Although I am about to criticize this, let me first acknowledge that the new disclosures are dramatically more comprehensible.  For the mortgage disclosures, former CFPB Assistant Director for Mortgage Markets Pat McCoy has told me that they were able to get “100% comprehension” of “key terms” from their testers (except for one or two hopelessly low-comprehension testers).  While I don’t know the comparable “before” statistic for the old TILA and GFE disclosures, I think we can safely say it was much, much, much lower. 
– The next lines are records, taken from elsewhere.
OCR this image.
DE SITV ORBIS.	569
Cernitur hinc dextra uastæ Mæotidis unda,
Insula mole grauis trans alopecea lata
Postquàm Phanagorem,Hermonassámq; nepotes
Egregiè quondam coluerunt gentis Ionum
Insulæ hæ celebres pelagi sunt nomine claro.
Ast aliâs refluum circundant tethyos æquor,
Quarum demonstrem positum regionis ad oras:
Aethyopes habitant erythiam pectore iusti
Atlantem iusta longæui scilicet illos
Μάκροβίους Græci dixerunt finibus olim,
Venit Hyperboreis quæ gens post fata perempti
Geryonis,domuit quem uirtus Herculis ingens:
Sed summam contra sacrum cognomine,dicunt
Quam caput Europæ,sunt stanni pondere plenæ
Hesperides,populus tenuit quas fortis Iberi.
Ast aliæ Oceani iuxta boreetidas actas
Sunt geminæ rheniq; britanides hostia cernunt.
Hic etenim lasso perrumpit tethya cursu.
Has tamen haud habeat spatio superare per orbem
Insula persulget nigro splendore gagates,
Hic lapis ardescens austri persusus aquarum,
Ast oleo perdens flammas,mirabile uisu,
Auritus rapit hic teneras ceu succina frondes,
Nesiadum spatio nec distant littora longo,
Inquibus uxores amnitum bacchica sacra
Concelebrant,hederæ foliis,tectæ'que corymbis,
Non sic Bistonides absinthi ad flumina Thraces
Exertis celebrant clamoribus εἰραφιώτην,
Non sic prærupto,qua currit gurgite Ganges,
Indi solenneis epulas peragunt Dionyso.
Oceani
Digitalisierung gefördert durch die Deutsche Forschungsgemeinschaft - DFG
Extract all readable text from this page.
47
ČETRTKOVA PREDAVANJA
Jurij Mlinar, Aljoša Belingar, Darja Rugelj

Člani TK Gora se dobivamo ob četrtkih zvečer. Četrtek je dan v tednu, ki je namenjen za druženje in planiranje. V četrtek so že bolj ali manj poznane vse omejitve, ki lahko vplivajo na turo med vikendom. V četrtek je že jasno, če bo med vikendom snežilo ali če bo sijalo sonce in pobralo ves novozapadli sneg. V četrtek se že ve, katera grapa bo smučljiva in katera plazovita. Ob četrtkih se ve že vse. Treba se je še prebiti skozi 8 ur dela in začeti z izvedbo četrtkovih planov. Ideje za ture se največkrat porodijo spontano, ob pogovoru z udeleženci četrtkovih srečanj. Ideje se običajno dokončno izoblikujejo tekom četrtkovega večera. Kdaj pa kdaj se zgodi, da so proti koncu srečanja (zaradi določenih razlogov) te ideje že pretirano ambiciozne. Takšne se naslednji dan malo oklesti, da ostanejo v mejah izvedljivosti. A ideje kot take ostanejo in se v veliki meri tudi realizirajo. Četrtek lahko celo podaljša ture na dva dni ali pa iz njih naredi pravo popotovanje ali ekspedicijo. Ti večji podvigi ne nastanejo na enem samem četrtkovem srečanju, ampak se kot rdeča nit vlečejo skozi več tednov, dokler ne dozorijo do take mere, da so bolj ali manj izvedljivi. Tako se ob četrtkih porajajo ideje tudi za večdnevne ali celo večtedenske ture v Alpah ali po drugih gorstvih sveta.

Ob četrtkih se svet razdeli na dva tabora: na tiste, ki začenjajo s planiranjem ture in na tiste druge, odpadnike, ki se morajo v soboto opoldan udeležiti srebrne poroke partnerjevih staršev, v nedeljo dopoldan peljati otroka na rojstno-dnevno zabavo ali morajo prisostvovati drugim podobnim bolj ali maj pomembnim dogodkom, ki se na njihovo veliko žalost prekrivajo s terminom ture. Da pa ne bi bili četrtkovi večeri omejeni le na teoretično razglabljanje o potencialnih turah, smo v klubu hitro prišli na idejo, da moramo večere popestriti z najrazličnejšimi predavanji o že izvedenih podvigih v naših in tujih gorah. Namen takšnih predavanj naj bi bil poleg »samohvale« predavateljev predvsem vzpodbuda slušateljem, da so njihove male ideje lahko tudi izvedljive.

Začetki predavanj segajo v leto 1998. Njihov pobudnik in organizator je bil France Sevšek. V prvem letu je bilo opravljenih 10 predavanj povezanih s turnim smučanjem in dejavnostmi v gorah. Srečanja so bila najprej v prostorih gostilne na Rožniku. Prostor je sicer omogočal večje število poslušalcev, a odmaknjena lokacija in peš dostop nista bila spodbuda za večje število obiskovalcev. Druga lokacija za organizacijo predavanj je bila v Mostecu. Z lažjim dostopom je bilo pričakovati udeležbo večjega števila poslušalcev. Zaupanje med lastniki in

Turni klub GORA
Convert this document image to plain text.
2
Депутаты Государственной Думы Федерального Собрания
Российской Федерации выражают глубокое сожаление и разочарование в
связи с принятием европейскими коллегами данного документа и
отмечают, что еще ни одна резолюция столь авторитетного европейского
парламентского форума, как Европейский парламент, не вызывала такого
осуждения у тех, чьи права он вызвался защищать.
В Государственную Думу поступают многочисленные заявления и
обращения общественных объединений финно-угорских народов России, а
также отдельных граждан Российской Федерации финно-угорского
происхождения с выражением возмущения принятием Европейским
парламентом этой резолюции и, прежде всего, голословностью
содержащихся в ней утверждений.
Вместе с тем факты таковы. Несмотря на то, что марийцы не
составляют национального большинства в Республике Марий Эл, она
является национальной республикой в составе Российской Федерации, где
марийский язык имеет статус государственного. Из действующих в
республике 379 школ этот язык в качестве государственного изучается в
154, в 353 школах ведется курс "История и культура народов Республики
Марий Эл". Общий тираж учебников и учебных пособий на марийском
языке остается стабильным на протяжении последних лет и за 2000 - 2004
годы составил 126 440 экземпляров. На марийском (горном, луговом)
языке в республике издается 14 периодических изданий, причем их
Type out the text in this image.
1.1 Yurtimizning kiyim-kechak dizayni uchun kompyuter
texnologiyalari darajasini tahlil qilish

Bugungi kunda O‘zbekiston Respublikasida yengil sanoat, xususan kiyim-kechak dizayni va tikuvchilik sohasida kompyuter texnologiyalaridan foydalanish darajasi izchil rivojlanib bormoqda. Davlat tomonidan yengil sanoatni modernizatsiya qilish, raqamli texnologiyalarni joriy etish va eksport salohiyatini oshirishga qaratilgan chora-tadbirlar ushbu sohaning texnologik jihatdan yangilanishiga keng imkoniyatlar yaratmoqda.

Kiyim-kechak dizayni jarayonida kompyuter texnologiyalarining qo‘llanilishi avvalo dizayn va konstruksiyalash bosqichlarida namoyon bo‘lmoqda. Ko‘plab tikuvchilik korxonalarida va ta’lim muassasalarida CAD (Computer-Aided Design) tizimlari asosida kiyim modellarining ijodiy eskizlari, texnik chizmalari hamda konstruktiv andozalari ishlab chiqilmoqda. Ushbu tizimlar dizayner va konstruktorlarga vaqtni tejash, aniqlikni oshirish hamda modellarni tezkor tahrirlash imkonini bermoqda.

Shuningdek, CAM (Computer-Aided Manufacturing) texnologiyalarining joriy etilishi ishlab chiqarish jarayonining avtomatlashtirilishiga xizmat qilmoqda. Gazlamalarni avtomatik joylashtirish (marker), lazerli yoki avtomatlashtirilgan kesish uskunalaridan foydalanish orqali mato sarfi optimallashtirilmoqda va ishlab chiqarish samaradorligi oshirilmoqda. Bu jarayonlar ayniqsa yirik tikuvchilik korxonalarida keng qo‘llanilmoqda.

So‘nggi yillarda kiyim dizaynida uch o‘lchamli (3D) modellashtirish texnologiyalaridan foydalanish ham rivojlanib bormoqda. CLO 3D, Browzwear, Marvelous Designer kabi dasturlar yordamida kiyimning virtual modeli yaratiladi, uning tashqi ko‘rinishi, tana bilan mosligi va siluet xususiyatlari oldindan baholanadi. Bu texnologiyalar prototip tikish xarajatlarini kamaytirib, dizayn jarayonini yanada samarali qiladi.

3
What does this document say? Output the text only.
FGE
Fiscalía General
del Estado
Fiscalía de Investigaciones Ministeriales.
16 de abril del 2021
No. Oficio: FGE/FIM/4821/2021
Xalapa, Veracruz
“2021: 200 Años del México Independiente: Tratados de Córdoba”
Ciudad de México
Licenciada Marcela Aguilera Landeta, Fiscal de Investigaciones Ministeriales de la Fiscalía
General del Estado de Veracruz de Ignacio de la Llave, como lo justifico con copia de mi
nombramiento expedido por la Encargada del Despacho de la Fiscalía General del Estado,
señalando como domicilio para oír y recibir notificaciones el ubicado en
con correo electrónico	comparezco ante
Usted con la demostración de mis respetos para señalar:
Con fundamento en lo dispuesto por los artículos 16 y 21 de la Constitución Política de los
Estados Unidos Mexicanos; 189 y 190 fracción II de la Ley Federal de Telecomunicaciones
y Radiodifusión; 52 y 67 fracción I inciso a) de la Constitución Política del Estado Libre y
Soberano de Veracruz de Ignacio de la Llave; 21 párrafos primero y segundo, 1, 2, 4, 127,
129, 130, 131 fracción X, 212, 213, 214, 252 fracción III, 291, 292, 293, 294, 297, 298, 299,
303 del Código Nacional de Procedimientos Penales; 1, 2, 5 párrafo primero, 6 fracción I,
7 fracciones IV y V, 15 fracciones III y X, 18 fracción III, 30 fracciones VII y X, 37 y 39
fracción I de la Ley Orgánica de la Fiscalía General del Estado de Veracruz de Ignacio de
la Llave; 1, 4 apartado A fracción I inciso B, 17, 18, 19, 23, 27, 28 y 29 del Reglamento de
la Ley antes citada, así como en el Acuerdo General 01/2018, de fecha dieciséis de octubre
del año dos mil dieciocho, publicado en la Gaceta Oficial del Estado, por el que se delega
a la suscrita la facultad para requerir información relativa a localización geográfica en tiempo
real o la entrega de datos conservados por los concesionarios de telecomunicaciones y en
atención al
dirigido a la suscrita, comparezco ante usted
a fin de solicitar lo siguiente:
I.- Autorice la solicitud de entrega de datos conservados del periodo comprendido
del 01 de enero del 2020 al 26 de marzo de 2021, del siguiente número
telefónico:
I don’t mean to pick on the CFPB (think of it as a tough love approach, which my students will tell you I take with them as well), but this is testing in the lab, and we do not select financial products in a lab.  We select them:

- while distracted by life (Did I remember to put money in the parking meter?) and

- under emotional pressure (The house is perfect, now I just really need to qualify for this mortgage!),

- surrounded by puffing and flattery provided by salespeople ("You are so smart to be buying now, while the market is down and rates are low."),

- against a background of product advertising (Get in on the good life!) and

- social pressure (Once I am a homeowner, I will finally be grown up.),

- using not the government-tested disclosure to make a decision but rather shortcuts (My friend recommended this mortgage broker so I’m sure she’s getting me a good deal.),

- so we can get back to the rest of life (I’ve got to finish this before my parking meter runs out.). 

Moreover, Disclosure 2.0 deals with only the first of the four fundamental problems with disclosure identified above.  My prediction:  although other Dodd-Frank reforms will substantially improve mortgage outcomes, the new disclosure will not.